| I am curious how you feel about the "Monty Fall"/"Monty Crawl" problems linked elsewhere in the thread.[0] For my part I am somewhat sympathetic to jncfhnb's point. The exact phrasing that Vos Savant was asked did not specify the rules that the host was required to open a door, nor that it always must be a goat door. It simply says that the host has knowledge of what's behind the doors, and in this particular iteration of the game, he showed you a goat and asked you about switching. That does not exclude a scenario where the host is a manipulative fellow, who chose to show you the goat only because he knows you are about to win, trying to convince you to lose. A contestant on the real show would surely worry about this possibility. Of course, the people who wrote to disagree with Vos Savant almost never said "the problem is not fully stated", they said "it's 50/50 you fool", which isn't right. Additionally, since it wouldn't be a math problem at all if we let the host have agency, it is reasonable to assume the unspoken rule that he does not, leading to Marilyn's correct 2/3rds answer. [0]https://web.archive.org/web/20230706235720/https://probabili... |
A goat behind a door the contestant did not choose is eliminated. That is all that matters. It could have been done by a Heath-Robinson machine, or a passing lonely shrubber, or elves.

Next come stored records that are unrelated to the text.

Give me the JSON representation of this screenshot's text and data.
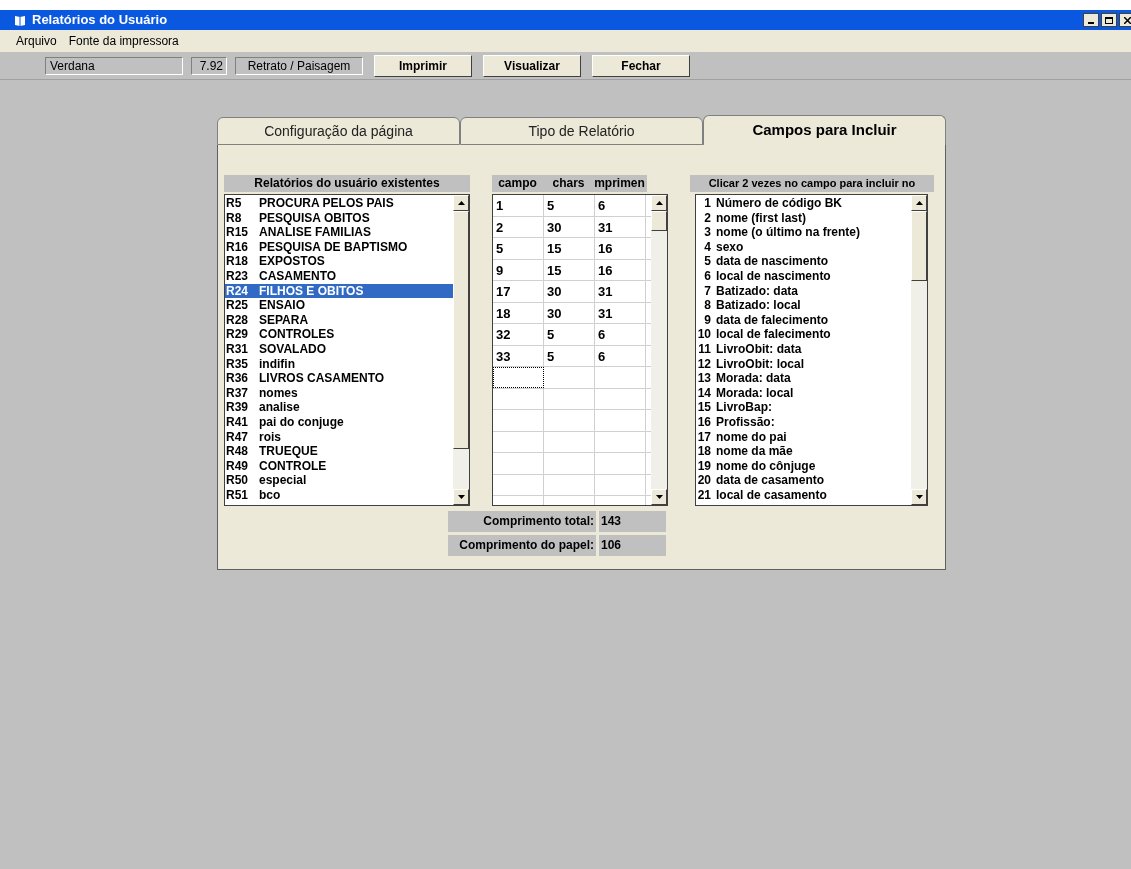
{
  "window": {
    "title": "Relatórios do Usuário"
  },
  "menu": [
    "Arquivo",
    "Fonte da impressora"
  ],
  "toolbar": {
    "font": "Verdana",
    "size": "7.92",
    "orientation": "Retrato / Paisagem",
    "buttons": [
      "Imprimir",
      "Visualizar",
      "Fechar"
    ]
  },
  "tabs": [
    {
      "label": "Configuração da página",
      "selected": false
    },
    {
      "label": "Tipo de Relatório",
      "selected": false
    },
    {
      "label": "Campos para Incluir",
      "selected": true
    }
  ],
  "reports": {
    "header": "Relatórios do usuário existentes",
    "items": [
      {
        "code": "R5",
        "name": "PROCURA PELOS PAIS",
        "selected": false
      },
      {
        "code": "R8",
        "name": "PESQUISA OBITOS",
        "selected": false
      },
      {
        "code": "R15",
        "name": "ANALISE FAMILIAS",
        "selected": false
      },
      {
        "code": "R16",
        "name": "PESQUISA DE BAPTISMO",
        "selected": false
      },
      {
        "code": "R18",
        "name": "EXPOSTOS",
        "selected": false
      },
      {
        "code": "R23",
        "name": "CASAMENTO",
        "selected": false
      },
      {
        "code": "R24",
        "name": "FILHOS E OBITOS",
        "selected": true
      },
      {
        "code": "R25",
        "name": "ENSAIO",
        "selected": false
      },
      {
        "code": "R28",
        "name": "SEPARA",
        "selected": false
      },
      {
        "code": "R29",
        "name": "CONTROLES",
        "selected": false
      },
      {
        "code": "R31",
        "name": "SOVALADO",
        "selected": false
      },
      {
        "code": "R35",
        "name": "indifin",
        "selected": false
      },
      {
        "code": "R36",
        "name": "LIVROS CASAMENTO",
        "selected": false
      },
      {
        "code": "R37",
        "name": "nomes",
        "selected": false
      },
      {
        "code": "R39",
        "name": "analise",
        "selected": false
      },
      {
        "code": "R41",
        "name": "pai do conjuge",
        "selected": false
      },
      {
        "code": "R47",
        "name": "rois",
        "selected": false
      },
      {
        "code": "R48",
        "name": "TRUEQUE",
        "selected": false
      },
      {
        "code": "R49",
        "name": "CONTROLE",
        "selected": false
      },
      {
        "code": "R50",
        "name": "especial",
        "selected": false
      },
      {
        "code": "R51",
        "name": "bco",
        "selected": false
      }
    ]
  },
  "grid": {
    "columns": [
      "campo",
      "chars",
      "mprimen"
    ],
    "rows": [
      [
        "1",
        "5",
        "6"
      ],
      [
        "2",
        "30",
        "31"
      ],
      [
        "5",
        "15",
        "16"
      ],
      [
        "9",
        "15",
        "16"
      ],
      [
        "17",
        "30",
        "31"
      ],
      [
        "18",
        "30",
        "31"
      ],
      [
        "32",
        "5",
        "6"
      ],
      [
        "33",
        "5",
        "6"
      ]
    ]
  },
  "totals": [
    {
      "label": "Comprimento total:",
      "value": "143"
    },
    {
      "label": "Comprimento do papel:",
      "value": "106"
    }
  ],
  "fields": {
    "header": "Clicar 2 vezes no campo para incluir no",
    "items": [
      {
        "number": "1",
        "name": "Número de código BK"
      },
      {
        "number": "2",
        "name": "nome (first last)"
      },
      {
        "number": "3",
        "name": "nome (o último na frente)"
      },
      {
        "number": "4",
        "name": "sexo"
      },
      {
        "number": "5",
        "name": "data de nascimento"
      },
      {
        "number": "6",
        "name": "local de nascimento"
      },
      {
        "number": "7",
        "name": "Batizado: data"
      },
      {
        "number": "8",
        "name": "Batizado: local"
      },
      {
        "number": "9",
        "name": "data de falecimento"
      },
      {
        "number": "10",
        "name": "local de falecimento"
      },
      {
        "number": "11",
        "name": "LivroObit: data"
      },
      {
        "number": "12",
        "name": "LivroObit: local"
      },
      {
        "number": "13",
        "name": "Morada: data"
      },
      {
        "number": "14",
        "name": "Morada: local"
      },
      {
        "number": "15",
        "name": "LivroBap:"
      },
      {
        "number": "16",
        "name": "Profissão:"
      },
      {
        "number": "17",
        "name": "nome do pai"
      },
      {
        "number": "18",
        "name": "nome da mãe"
      },
      {
        "number": "19",
        "name": "nome do cônjuge"
      },
      {
        "number": "20",
        "name": "data de casamento"
      },
      {
        "number": "21",
        "name": "local de casamento"
      }
    ]
  }
}
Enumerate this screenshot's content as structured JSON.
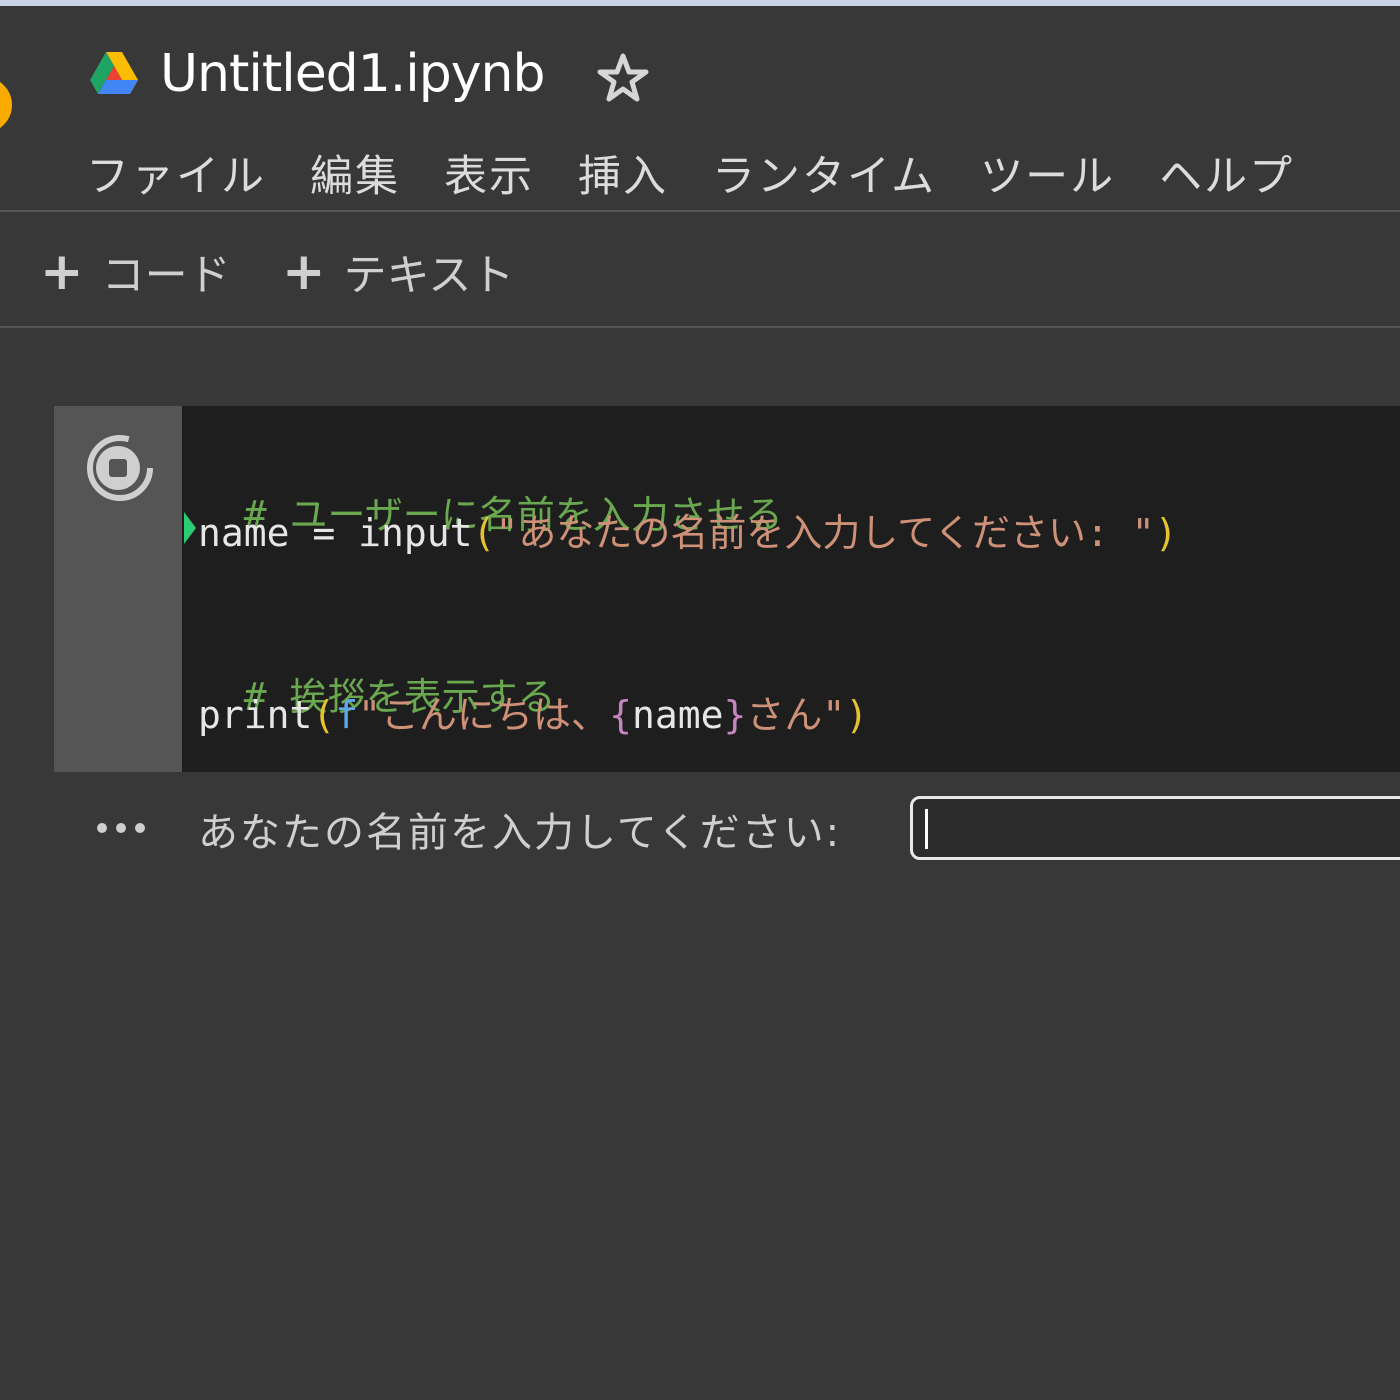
{
  "header": {
    "title": "Untitled1.ipynb",
    "menu": [
      "ファイル",
      "編集",
      "表示",
      "挿入",
      "ランタイム",
      "ツール",
      "ヘルプ"
    ]
  },
  "toolbar": {
    "code_label": "コード",
    "text_label": "テキスト"
  },
  "cell": {
    "lines": [
      {
        "comment": "# ユーザーに名前を入力させる"
      },
      {
        "var": "name",
        "eq": " = ",
        "fn": "input",
        "open": "(",
        "str": "\"あなたの名前を入力してください: \"",
        "close": ")"
      },
      {
        "comment": "# 挨拶を表示する"
      },
      {
        "fn": "print",
        "open": "(",
        "f": "f",
        "str1": "\"こんにちは、",
        "brace_open": "{",
        "inner": "name",
        "brace_close": "}",
        "str2": "さん\"",
        "close": ")"
      }
    ]
  },
  "output": {
    "prompt": "あなたの名前を入力してください:",
    "input_value": ""
  },
  "colors": {
    "background": "#383838",
    "editor": "#1e1e1e",
    "comment": "#6aa84f",
    "string": "#ce9178",
    "paren": "#e6c22e"
  },
  "icons": [
    "colab-logo-icon",
    "drive-icon",
    "star-icon",
    "stop-icon",
    "more-dots-icon"
  ]
}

Monty isn't a floating variable in the puzzle who makes choices. His choice is fixed. Which I imagine is why vos Savant adds the actually extraneous information that Monty is fully aware what is going on behind the scenes -- to underscore the concept that Monty isn't a variable.
The fact that a goat behind an unchosen door was revealed is what is crucial to the setup of the entire puzzle.
And that -- despite jncfhnb's protestations -- is information that makes the puzzle determinate.